Page 10 of Rescued Love
Why would I want to find out? It’s not like he made the best first impression.
That doesn’t mean there isn’t more beneath the jerk layer.
Nope. Nope. It doesn’t matter if there’s more beyond his bad attitude or not. I’ve never been okay with someone speaking to me the way he did. It was demoralizing and it dismissed everything important to me.
I didn’t even get the chance to defend myself. That’s the worst part. Not only did he barely let me say anything, but I could tell by the look on his face that he wasn’t going to hear anything I had to say.
Nathan decided who I was with a single look and that’s all there is to it.
My gut twists uncomfortably at the memory.
I’ve always been liked, so having someone think so badly of me without any reason doesn’t sit well with me, but it’s deeper than that as well. The thought of Nathan thinking the worst of me makes me feel off balance. I don’t even understand why.
I should be channeling my inner bad bitch and ranting about how he’s an idiot and railing against his assumptions. I’m finding I don’t have it in me. Maybe it’s because I can’t shakethe feeling that there was more to it than him not knowing or trusting me. There was something much deeper in his eyes, a distrust for humanity, which made me feel like my chest was cracking open for him.
Or maybe I’m just blind and want to make excuses for a jerk.
If I knew how long Nathan is going to be around it would be easier to figure out of I need to even worry about it or not. For all I know, he’s already gone back to wherever he came from.
Sadie’s voice pulls me from thoughts about a man I should not be thinking about, “Have you visited Midnight today?”
The sly smile on her face when I look up at her tells me everything I need to know. She knows how much that kitten has come to mean to me.
“Of course,” I chirp brightly. “Midnight was my first stop this morning.”
“Good,” the relief in her sigh has me wondering if I’ve been spreading bad vibes all over the shelter for the past few days. I hope not, but I can’t do anything about it now. If only I could shake the lingering feelings from my interaction with Nathan. “I’m going to start giving walks to the pups,” she informs me with a smile.
Before I can say anything else, she’s out the door and I can’t help but chuckle under my breath. I don’t blame her excitement at all. There’s something about liberating the animals from their cages for a little bit of normal that just makes you feel good.
If I weren’t dealing with the paperwork I’ve been putting off for the last few days then I would join her. I’ve been trying to get everything squared away in my office but haven’t been able to focus. All because of Nathan.
With a shake of my head, I put my head down and deal with the business of running the shelter. When I was just a volunteer, I had no idea about this side of making everything run. I do now.
It’s not the best part of my job, not by a long shot, but it’s a necessary evil. I’ll happily drown in paperwork knowing that it is what keeps a roof over the heads of animals that need it, food in their bellies, and the hope of forever homes in their hearts.
I’m finishing inputting the last invoice I have on my desk when my best friend, Hailey, walks into my office. I almost let out a groan, but hold it in.
Don’t get me wrong, I love my best friend dearly and I’m always happy to see her. But I’ve also been avoiding her for the last few days and the look on her face tells me I won’t be able to get away with it any longer.
She’s in full-on teacher mode, her face stern and set in a ‘take no shit’ look I’m sure has the kids in her class sitting up a little straighter. Hell, it has the same effect on me too and I’m a grown adult.
“You’ve been avoiding me,” Hailey’s voice is full of accusation. When I hold my hands up to start to placate her she shakes her head. “No, don’t even try to lie to me.”
I do let the groan out now and rest my head on my desk. The room fills with the soft sounds of her shuffling around and I’m sure she’s making herself comfortable the same way she has so many times before.
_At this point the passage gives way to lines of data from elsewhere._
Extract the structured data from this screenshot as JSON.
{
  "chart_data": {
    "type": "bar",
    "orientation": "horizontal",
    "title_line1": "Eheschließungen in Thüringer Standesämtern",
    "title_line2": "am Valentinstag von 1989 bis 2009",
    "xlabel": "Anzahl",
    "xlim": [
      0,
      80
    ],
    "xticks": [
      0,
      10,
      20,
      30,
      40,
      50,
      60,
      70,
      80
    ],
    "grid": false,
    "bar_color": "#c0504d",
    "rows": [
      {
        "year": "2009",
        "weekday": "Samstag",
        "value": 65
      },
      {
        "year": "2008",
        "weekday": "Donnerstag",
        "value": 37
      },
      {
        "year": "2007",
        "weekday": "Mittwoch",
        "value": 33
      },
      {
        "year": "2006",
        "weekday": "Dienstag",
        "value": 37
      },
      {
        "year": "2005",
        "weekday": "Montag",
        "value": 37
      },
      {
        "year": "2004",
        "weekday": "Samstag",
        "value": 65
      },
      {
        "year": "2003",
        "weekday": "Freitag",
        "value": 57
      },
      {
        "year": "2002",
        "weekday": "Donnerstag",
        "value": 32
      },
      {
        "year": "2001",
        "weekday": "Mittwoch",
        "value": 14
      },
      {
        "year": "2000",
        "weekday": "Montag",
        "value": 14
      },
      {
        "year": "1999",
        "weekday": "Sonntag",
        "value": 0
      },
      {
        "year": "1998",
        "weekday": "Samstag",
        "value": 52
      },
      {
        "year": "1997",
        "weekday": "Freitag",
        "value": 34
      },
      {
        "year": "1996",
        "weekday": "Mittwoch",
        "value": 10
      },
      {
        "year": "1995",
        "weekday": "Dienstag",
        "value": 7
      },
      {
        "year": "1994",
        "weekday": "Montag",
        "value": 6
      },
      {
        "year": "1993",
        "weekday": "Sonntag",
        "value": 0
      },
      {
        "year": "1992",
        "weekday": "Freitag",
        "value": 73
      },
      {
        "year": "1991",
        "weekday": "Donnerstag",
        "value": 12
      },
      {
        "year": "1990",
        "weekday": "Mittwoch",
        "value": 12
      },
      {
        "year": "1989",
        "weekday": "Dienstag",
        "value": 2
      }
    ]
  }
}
We’ve been best friends for so long that I don’t remember a time when we weren’t joined at the hip. Our friendship has always been easy because we complement each other. We also push each other when we need it.
Last year, Hailey found the love of her life. I’m so damn happy for her and we’ve had to work hard to ensure our friendship hasn’t changed too much. Sure, all her free time isn’t spent with me anymore, but I understand why.
I’m not jealous of the time Hailey spends with Wesley. I can’t think of anyone else who deserves to be loved the way he loves her more. My best friend has always deserved the best and she’s found it with him.
But there are moments when I’m all alone when the doubts over whether I’ll find the same creeps in.
It’s not like there are a lot of options in Sweetwater Valley. The thought of being old and alone scares the hell out of me. I think it’s part of the reason why I haven’t adopted Midnight yet. It would get me one step closer to the cat lady persona I’ve been avoiding for years.
I want love. I want someone at my back who will support me, listen to me, and love me like they can’t live without me. Maybe it’s too much to ask and I should start thinking about settling.
Hailey pulls me out of my spiraling thoughts, her voice closer and much softer, “What’s wrong?”